Langston J William, Wiley Jesse C, Tagliati Michele
1Parkinson's Institute, 675 Almanor Ave, Sunnyvale, CA 94085 USA.
2Department of Comparative Medicine, University of Washington, 1959 NE Pacific Ave Seattle, Seattle, WA USA.
NPJ Parkinsons Dis. 2018 Feb 23;4:5. doi: 10.1038/s41531-018-0041-9. eCollection 2018.

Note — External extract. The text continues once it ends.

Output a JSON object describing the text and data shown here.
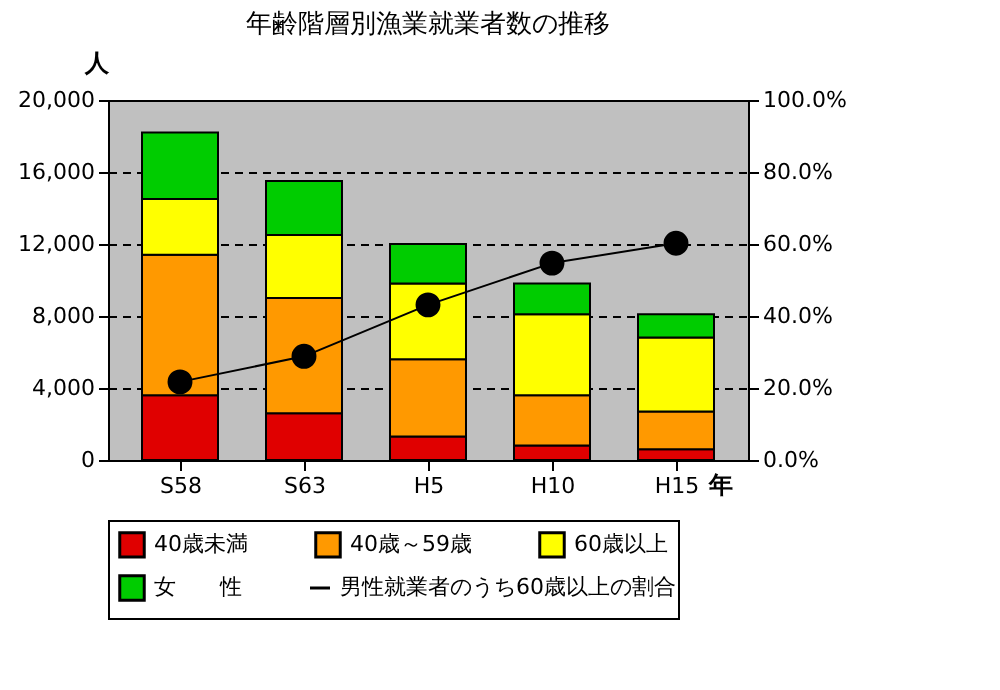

The diagnosis of Parkinson's disease (PD) currently relies almost exclusively on the clinical judgment of an experienced neurologist, ideally a specialist in movement disorders. However, such clinical diagnosis is often incorrect in a large percentage of patients, particularly in the early stages of the disease. A commercially available, objective and quantitative marker of nigrostriatal neurodegeneration was recently provided by 123-iodine I-ioflupane SPECT imaging, which is however unable to differentiate PD from a variety of other parkinsonian syndromes associated with striatal dopamine deficiency. There is evidence to support an algorithm utilizing a dual neuroimaging strategy combining I-ioflupane SPECT and the noradrenergic receptor ligand I-metaiodobenzylguanidine (MIBG), which assesses the post-ganglion peripheral autonomic nervous system. Evolving concepts regarding the synucleinopathy affecting the central and peripheral autonomic nervous systems as part of a multisystem disease are reviewed to sustain such strategy. Data are presented to show how MIBG deficits are a common feature of multisystem Lewy body disease and can be used as a unique feature to distinguish PD from atypical parkinsonisms. We propose that the combination of cardiac (MIBG) and cerebral I-ioflupane SPECT could satisfy one of the most significant unmet needs of current PD diagnosis and management, namely the early and accurate diagnosis of patients with typical Lewy body PD. Exemplary case scenarios will be described, highlighting how dual neuroimaging strategy can maximize diagnostic accuracy for patient care, clinical trials, pre-symptomatic PD screening, and special cases provided by specific genetic mutations associated with PD.
帕金森病(PD)的诊断目前几乎完全依赖于经验丰富的神经科医生的临床判断,最好是运动障碍方面的专家。然而,这种临床诊断在很大比例的患者中往往是错误的,尤其是在疾病的早期阶段。123碘I-碘氟烷单光子发射计算机断层扫描(SPECT)成像最近提供了一种可商购的、客观且定量的黑质纹状体神经退行性变标志物,然而它无法将PD与多种其他与纹状体多巴胺缺乏相关的帕金森综合征区分开来。有证据支持一种利用I-碘氟烷SPECT和去甲肾上腺素能受体配体I-间碘苄胍(MIBG)相结合的双重神经成像策略的算法,该算法可评估节后外周自主神经系统。本文综述了关于作为多系统疾病一部分影响中枢和外周自主神经系统的突触核蛋白病的不断发展的概念,以支持这种策略。文中给出的数据表明,MIBG缺陷是多系统路易体病的一个常见特征,可作为区分PD与非典型帕金森病的独特特征。我们提出,心脏(MIBG)和脑I-碘氟烷SPECT的联合应用可以满足当前PD诊断和管理中最显著的未满足需求之一,即对典型路易体PD患者进行早期准确诊断。将描述示例性病例场景,突出双重神经成像策略如何能最大限度地提高诊断准确性,以用于患者护理、临床试验、症状前PD筛查以及由与PD相关的特定基因突变引起特殊病例。